Okay, let's summarize here.
His protocol on girlfriends to like:
1.) They are not divorced or...or...or...trying to get even with their boyfriend.
The second part of that statement actually makes sense, but the first part? Is he implying divorced women are bitches or they'd still be married? I suppose it could be part of his fundie background to say divorced women are adulterers because God doesn't believe in divorce.
2.)
He doesn't care what she looks like, he just wants a woman to take care of him.
One would hope he would at least want her to have bigger breasts than him -- but maybe not. As for having a woman to take care of him -- didn't he say he was living with his mother? Isn't she taking care of him? I would think so.
He thinks people think he's gay because he's not married.
Unless people are actually saying this to him then he could be suffering from paranoid delusions. If people really say that to him, then it's just sad.
He's not a rapist, and he would not have sex with a drunk woman because she has to be sober to really love him.
Kudos to him for not being a rapist -- there are enough lolcows here who claim they are (or at least want to be). It's also good that he won't take advantage of a drunk woman, but how many people here think a sober woman would have sex with him? Go ahead, raise your hands.......I'm waiting...
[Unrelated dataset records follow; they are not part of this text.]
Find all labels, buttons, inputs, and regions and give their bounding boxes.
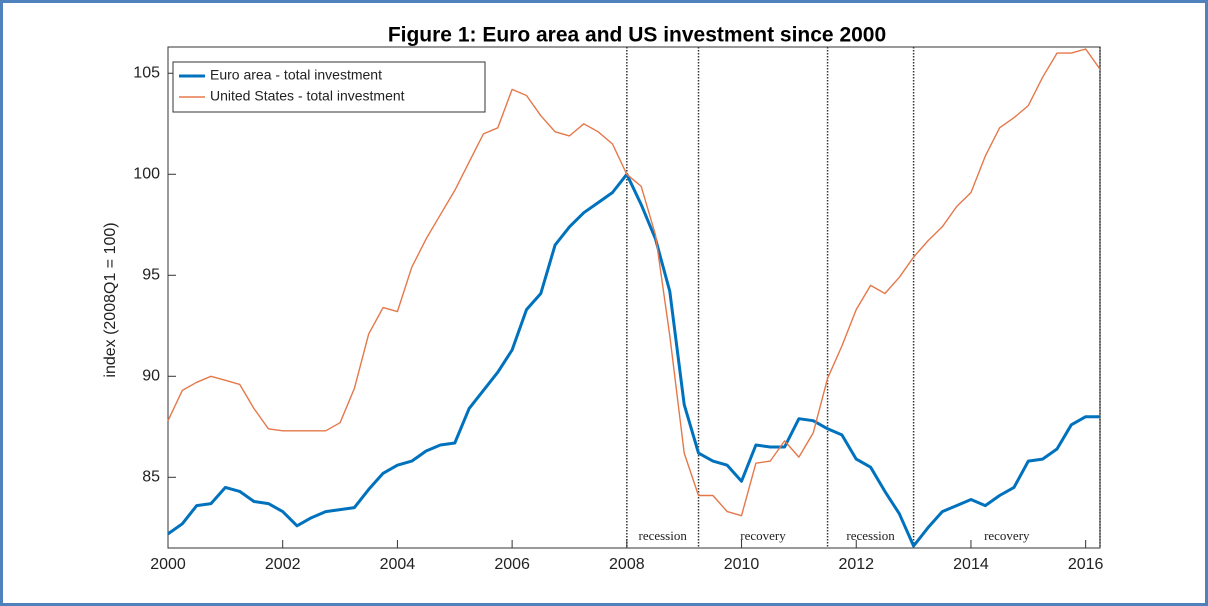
- x-tick-label: 2000: [150, 556, 186, 573]
- x-tick-label: 2012: [838, 556, 874, 573]
- plot-frame: [167, 46, 1101, 549]
- legend-label: Euro area - total investment: [210, 67, 382, 83]
- x-tick-label: 2008: [609, 556, 645, 573]
- period-label: recession: [846, 528, 895, 543]
- x-tick-label: 2016: [1068, 556, 1104, 573]
- y-tick-label: 95: [142, 266, 160, 283]
- chart-title: Figure 1: Euro area and US investment si…: [388, 24, 886, 47]
- x-tick-label: 2002: [265, 556, 301, 573]
- y-tick-label: 100: [133, 165, 160, 182]
- y-tick-label: 105: [133, 64, 160, 81]
- y-tick-label: 85: [142, 469, 160, 486]
- period-label: recovery: [740, 528, 786, 543]
- series-line: [167, 172, 1100, 548]
- y-axis-label: index (2008Q1 = 100): [102, 222, 119, 377]
- x-tick-label: 2006: [494, 556, 530, 573]
- y-tick-label: 90: [142, 368, 160, 385]
- x-tick-label: 2004: [380, 556, 416, 573]
- x-tick-label: 2010: [724, 556, 760, 573]
- legend-box: [172, 61, 486, 113]
- x-tick-label: 2014: [953, 556, 989, 573]
- chart: Figure 1: Euro area and US investment si…: [102, 24, 1104, 574]
- legend-label: United States - total investment: [210, 88, 405, 104]
- series-line: [167, 48, 1101, 517]
- period-label: recovery: [984, 528, 1030, 543]
- period-label: recession: [638, 528, 687, 543]
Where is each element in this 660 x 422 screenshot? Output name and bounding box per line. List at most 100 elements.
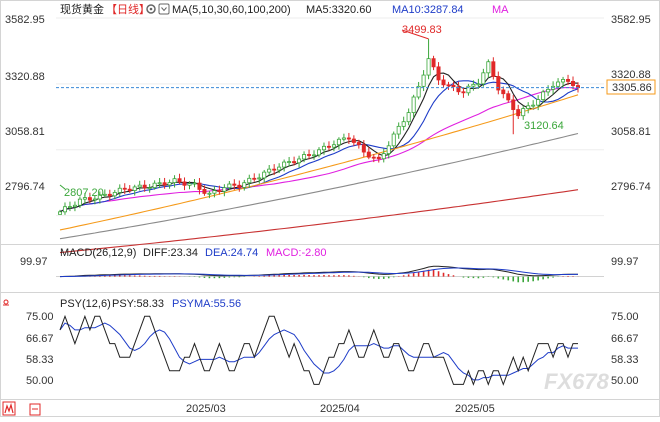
candle-body bbox=[77, 198, 82, 206]
candle-body bbox=[441, 79, 446, 86]
psyma-value: PSYMA:55.56 bbox=[172, 298, 241, 310]
candle-body bbox=[396, 125, 401, 135]
candle-body bbox=[561, 79, 566, 83]
candle-body bbox=[401, 121, 406, 127]
candle-body bbox=[546, 88, 551, 93]
candle-body bbox=[142, 184, 147, 189]
macd-dea-line bbox=[59, 267, 578, 278]
candle-body bbox=[287, 161, 292, 163]
info-dropdown-icon[interactable] bbox=[158, 3, 170, 15]
candle-body bbox=[87, 197, 92, 201]
candle-body bbox=[192, 182, 197, 185]
candle-body bbox=[556, 81, 561, 87]
price-axis-right: 3582.95 3320.88 3058.81 2796.74 bbox=[611, 14, 651, 193]
high-annotation: 3499.83 bbox=[402, 24, 442, 36]
candle-body bbox=[162, 182, 167, 186]
psy-axis-left: 75.00 66.67 58.33 50.00 bbox=[26, 311, 54, 387]
candle-body bbox=[297, 158, 302, 164]
candle-body bbox=[446, 84, 451, 87]
candle-body bbox=[501, 89, 506, 95]
x-tick-label: 2025/04 bbox=[320, 403, 360, 415]
candle-body bbox=[331, 144, 336, 148]
candle-body bbox=[292, 161, 297, 164]
candle-body bbox=[451, 84, 456, 88]
candle-body bbox=[426, 58, 431, 76]
psy-params: PSY(12,6) bbox=[60, 298, 111, 310]
low-annotation: 3120.64 bbox=[524, 120, 564, 132]
candlestick-layer bbox=[58, 29, 581, 215]
price-tick-right: 3582.95 bbox=[611, 14, 651, 26]
macd-params: MACD(26,12,9) bbox=[60, 247, 136, 259]
candle-body bbox=[227, 183, 232, 189]
candle-body bbox=[391, 133, 396, 147]
psy-tick-right: 66.67 bbox=[611, 333, 639, 345]
candle-body bbox=[187, 183, 192, 186]
candle-body bbox=[247, 177, 252, 184]
candle-body bbox=[97, 194, 102, 200]
candle-body bbox=[461, 91, 466, 94]
macd-tick-left: 99.97 bbox=[20, 256, 48, 268]
ma60-line bbox=[59, 94, 579, 231]
psy-tick-left: 75.00 bbox=[26, 311, 54, 323]
candle-body bbox=[182, 181, 187, 186]
candle-body bbox=[346, 137, 351, 140]
candle-body bbox=[157, 182, 162, 185]
candle-body bbox=[321, 145, 326, 151]
ma100-line bbox=[59, 132, 579, 240]
candle-body bbox=[147, 187, 152, 189]
candle-body bbox=[521, 108, 526, 117]
candle-body bbox=[566, 79, 571, 82]
candle-body bbox=[167, 182, 172, 186]
psy-tick-right: 75.00 bbox=[611, 311, 639, 323]
candle-body bbox=[242, 182, 247, 188]
candle-body bbox=[282, 161, 287, 168]
psy-tick-left: 50.00 bbox=[26, 375, 54, 387]
psy-tick-left: 58.33 bbox=[26, 354, 54, 366]
price-tick-right: 3320.88 bbox=[611, 69, 651, 81]
current-price-badge: 3305.86 bbox=[606, 79, 656, 95]
candle-body bbox=[107, 193, 112, 197]
candle-body bbox=[411, 96, 416, 114]
period-label[interactable]: 【日线】 bbox=[106, 2, 150, 16]
candle-body bbox=[326, 145, 331, 148]
candle-body bbox=[232, 183, 237, 186]
watermark: FX678 bbox=[544, 369, 610, 394]
psy-layer bbox=[59, 314, 578, 386]
app-logo bbox=[2, 401, 16, 416]
candle-body bbox=[67, 206, 72, 209]
candle-body bbox=[571, 80, 576, 86]
price-axis-left: 3582.95 3320.88 3058.81 2796.74 bbox=[5, 14, 45, 193]
candle-body bbox=[381, 153, 386, 160]
candle-body bbox=[222, 187, 227, 192]
candle-body bbox=[202, 189, 207, 194]
candle-body bbox=[511, 99, 516, 110]
candle-body bbox=[456, 86, 461, 93]
candle-body bbox=[526, 105, 531, 109]
candle-body bbox=[127, 188, 132, 191]
macd-dea: DEA:24.74 bbox=[205, 247, 258, 259]
settings-gear-icon[interactable] bbox=[146, 4, 156, 14]
macd-diff: DIFF:23.34 bbox=[143, 247, 198, 259]
brand-mark-icon bbox=[29, 403, 41, 416]
candle-body bbox=[406, 112, 411, 123]
psyma-line bbox=[59, 322, 578, 381]
candle-body bbox=[336, 138, 341, 146]
candle-body bbox=[476, 83, 481, 86]
candle-body bbox=[62, 206, 67, 213]
candle-body bbox=[92, 198, 97, 201]
price-tick-left: 3058.81 bbox=[5, 126, 45, 138]
candle-body bbox=[506, 93, 511, 101]
psy-line bbox=[59, 314, 578, 386]
ma200-line bbox=[59, 189, 579, 254]
candle-body bbox=[152, 182, 157, 188]
low-left-annotation: 2807.20 bbox=[64, 187, 104, 199]
price-header: 现货黄金 【日线】 MA(5,10,30,60,100,200) MA5:332… bbox=[60, 2, 509, 16]
candle-body bbox=[471, 83, 476, 87]
psy-settings-icon[interactable] bbox=[3, 299, 9, 306]
candle-body bbox=[416, 85, 421, 98]
candle-body bbox=[272, 168, 277, 171]
candle-body bbox=[112, 192, 117, 197]
ma30-line bbox=[59, 86, 579, 213]
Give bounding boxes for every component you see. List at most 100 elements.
If people say a woman is ugly or fat he would say she's beautiful. If people say she's too skinny he would take her to a restaurant to "let her eat her heart out until she's a nice medium size."
This one flummoxed me. He starts off with a really nice thought that is actually a sweet thing to say. Then he lowers the boom on the skinny girls, so I guess he does care a little bit what women look like. It was one of those things that left me with my mouth hanging open and thinking "Wha...?"
Some of you found his story "Pretty Poison" to be touching and tragic and in a certain sense it is, but it is also a diatribe of obsession with Nancy Kerrigan. He even goes so far as to refer to her as a poison inside him that oddly enough only affects him every other year. He wants someone to suck the NK poison out of him. I understand that it is a plaintive cry to be loved, but I also think a little psycho-therapy may be called for on this one.
As a writer, I know how hard it can be to write your dream down on paper and even harder to share it, but his "Dream Wedding" really took the cake for me. There is a fine line between fantasy dreaming and tippling off the edge of insanity:
His dream wedding would be on a high school football field.
Mmmmmmmmmmmmkay.
Media from around the world would show up to cover this ultimate wedding event I'll even let them in to both the ceremony and the reception and maybe a little bit more extra maybe
Little bit more extra? Like what? The honeymoon?
The pre-wedding concert would be 75 minutes of easy listening artists performing in the middle school girls' locker room.
That's so sick I won't even touch it.
His wedding march would be a mile long.
I'm sorry, but that's heart attack country for him.
His wedding would be officiated by four pastors and his Uncle Jimmy.
That's a whole lotta clergy -- and adding Uncle Jimmy (to say a few words about marriage, I guess in case anyone there is unclear on the concept) is a whole lotta crazy.
They would say "The Sinner's Prayer" before their vows and again after their vows.
Why? In case one of them was lying during the vows?
After the wedding ceremony, Satan appears and kidnaps the entire wedding party except for Bob. Bob and his buddies put on special outfits and jump into the gyrocopters the police had standing by for just such an emergency. They find Satan in the cemetery trying to destroy Bob's father's grave. A 30 minute battle ensues.
Boy, nothing like having a special effects-laden action sequence in the middle of your dream wedding. By this point he has crossed the border completely into loony-land.
Jennifer Lopez catches the bride's bouquet at the reception.
Hey, I'm happy JLo caught the bouquet because she hasn't been married nearly enough times.
He wants a boy and a girl to make his father happy.
Would this be the dead father whose grave Satan was going to destroy?
So there you have it. Now the decision is lolcow or WTF?